The name of our school, Sho-Rei-Shobu-Kan, means the school of courtesy and manners through the martial way. "Karate begins and ends with courtesy" is a familiar refrain at Roseberry's Sho-Rei-Shobu-Kan Martial Arts Center. Martial arts are a defensive activity which has traditionally been used to teach respect for oneself and for others. Respect is the basis for instruction at Roseberry's Sho-Rei-Shobu-Kan Martial Arts Center and encourages the development of character and self-discipline. A very important part of the practice at Sho-Rei-Shobu-Kan involves learning "etiquettes" or respect for themselves, or another, the place of practice or dojo and all aspects of their practice. The etiquettes include, not only those followed in conjunction with the students' practice at the dojo, but also carry into their activities at school and at home. Students are encouraged to bring their report cards from school to show their teachers and are required to show respect to their parents at all times. Another aspect of the program of respect requires students to develop a plan with their parents to work until they have earned enough money to buy their uniforms.
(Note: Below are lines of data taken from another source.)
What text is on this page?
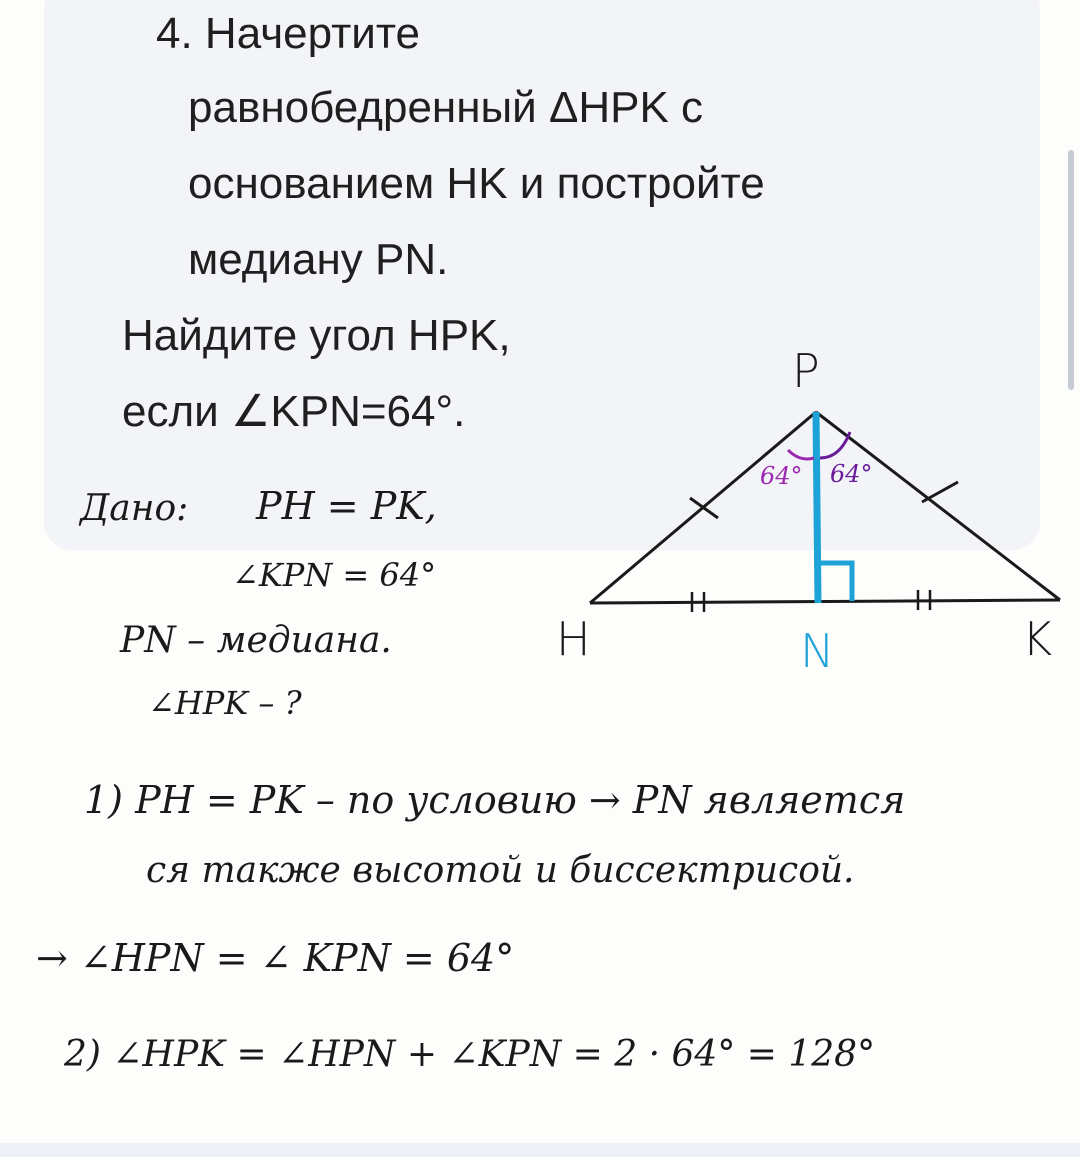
4. Начертите
равнобедренный ΔHPK с
основанием HK и постройте
медиану PN.
Найдите угол HPK,
если ∠KPN=64°.
P
H	K
N
64° 64°
Дано: PH = PK,
∠KPN = 64°
PN – медиана.
∠HPK – ?
1) PH = PK – по условию → PN является
ся также высотой и биссектрисой.
→ ∠HPN = ∠ KPN = 64°
2) ∠HPK = ∠HPN + ∠KPN = 2 · 64° = 128°
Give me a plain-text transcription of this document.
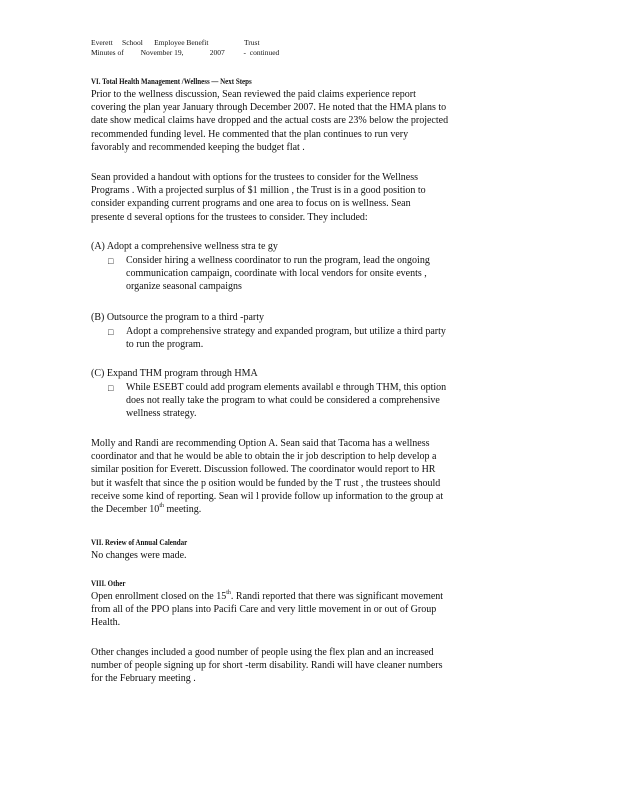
Everett     School      Employee Benefit                   Trust
Minutes of         November 19,              2007          -  continued
VI. Total Health Management /Wellness — Next Steps
Prior to the wellness discussion, Sean reviewed the paid claims experience report
covering the plan year January through December 2007. He noted that the HMA plans to
date show medical claims have dropped and the actual costs are 23% below the projected
recommended funding level. He commented that the plan continues to run very
favorably and recommended keeping the budget flat .
Sean provided a handout with options for the trustees to consider for the Wellness
Programs . With a projected surplus of $1 million , the Trust is in a good position to
consider expanding current programs and one area to focus on is wellness. Sean
presente d several options for the trustees to consider. They included:
(A) Adopt a comprehensive wellness stra te gy
□	Consider hiring a wellness coordinator to run the program, lead the ongoing
communication campaign, coordinate with local vendors for onsite events ,
organize seasonal campaigns
(B) Outsource the program to a third -party
□	Adopt a comprehensive strategy and expanded program, but utilize a third party
to run the program.
(C) Expand THM program through HMA
□	While ESEBT could add program elements availabl e through THM, this option
does not really take the program to what could be considered a comprehensive
wellness strategy.
Molly and Randi are recommending Option A. Sean said that Tacoma has a wellness
coordinator and that he would be able to obtain the ir job description to help develop a
similar position for Everett. Discussion followed. The coordinator would report to HR
but it wasfelt that since the p osition would be funded by the T rust , the trustees should
receive some kind of reporting. Sean wil l provide follow up information to the group at
the December 10th meeting.
VII. Review of Annual Calendar
No changes were made.
VIII. Other
Open enrollment closed on the 15th. Randi reported that there was significant movement
from all of the PPO plans into Pacifi Care and very little movement in or out of Group
Health.
Other changes included a good number of people using the flex plan and an increased
number of people signing up for short -term disability. Randi will have cleaner numbers
for the February meeting .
In this way students learn to respect no only the "gi" that they practice in, but also the practice itself.
Youth Judo: Judo is excellent conditioning and self-defense training, and is recognized as an Olympic sport in the summer Olympic Games. Young people especially enjoy the grappling of Judo, and are taught to use cunning against their opponent. The Judo program for youth is taught alongside the adult program to reinforce the admonition often heard in class "Don't let anyone intimidate you".
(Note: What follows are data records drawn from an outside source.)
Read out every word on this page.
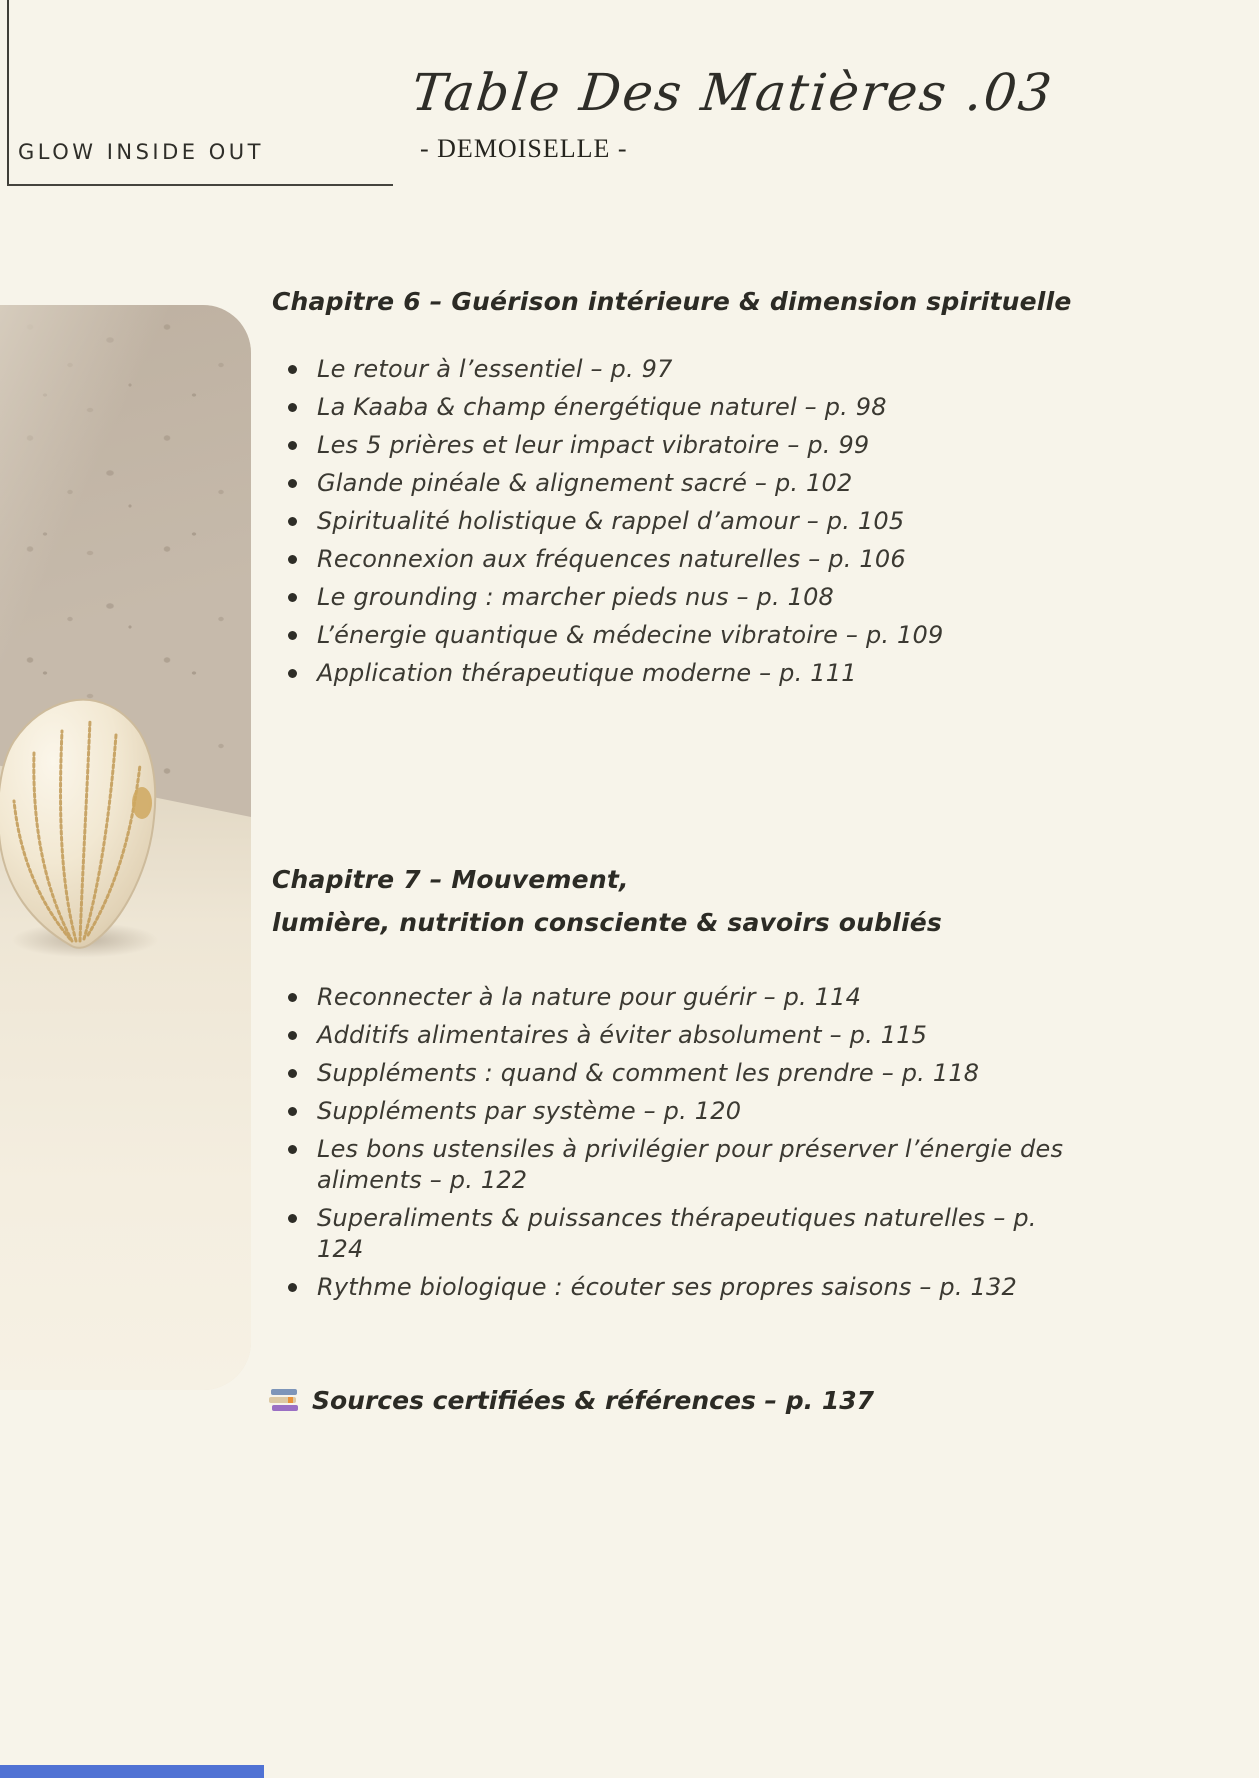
GLOW INSIDE OUT
Table Des Matières .03
- DEMOISELLE -
Chapitre 6 – Guérison intérieure & dimension spirituelle
Le retour à l’essentiel – p. 97
La Kaaba & champ énergétique naturel – p. 98
Les 5 prières et leur impact vibratoire – p. 99
Glande pinéale & alignement sacré – p. 102
Spiritualité holistique & rappel d’amour – p. 105
Reconnexion aux fréquences naturelles – p. 106
Le grounding : marcher pieds nus – p. 108
L’énergie quantique & médecine vibratoire – p. 109
Application thérapeutique moderne – p. 111
Chapitre 7 – Mouvement,
lumière, nutrition consciente & savoirs oubliés
Reconnecter à la nature pour guérir – p. 114
Additifs alimentaires à éviter absolument – p. 115
Suppléments : quand & comment les prendre – p. 118
Suppléments par système – p. 120
Les bons ustensiles à privilégier pour préserver l’énergie des aliments – p. 122
Superaliments & puissances thérapeutiques naturelles – p. 124
Rythme biologique : écouter ses propres saisons – p. 132
Sources certifiées & références – p. 137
Youth Karate: The Okinawan Goju-Ryu Karate practiced by the youth program at Sho-Rei-Shobu-Kan was developed by Roseberry-Shihan through many years of study of Goju-Ryu Karate, or hard-soft way, as taught by Seikichi Toguchi. Students learn how to combine soft blocking tactics with quick strong counter-attacks. Much emphasis is placed on learning how not to fight, but being ready to respond if neccesary. Students progress through "belts" by demonstrating proficiency in kata and other drills that are practiced. While students are encouraged to compete in tournaments if they desire, they train to overcome their greatest adversary- themselves.
Youth Aikido: Aikido is the newest of the Japanese martial arts. It has been described as the "old man's art" because of the gentleness and grace with which it is practiced. It does not require great physical strength or big muscles, making it a great art for youth. Development of one's ki, or life energy, is another aspect of Aikido training. Perhaps the most important part of training in Aikido is learning to calm the mind, and to maintain one's wa or harmony. This is achieved through the practice of concentration and relaxation, which make Aikido an excellent tool for development of those skills in youth.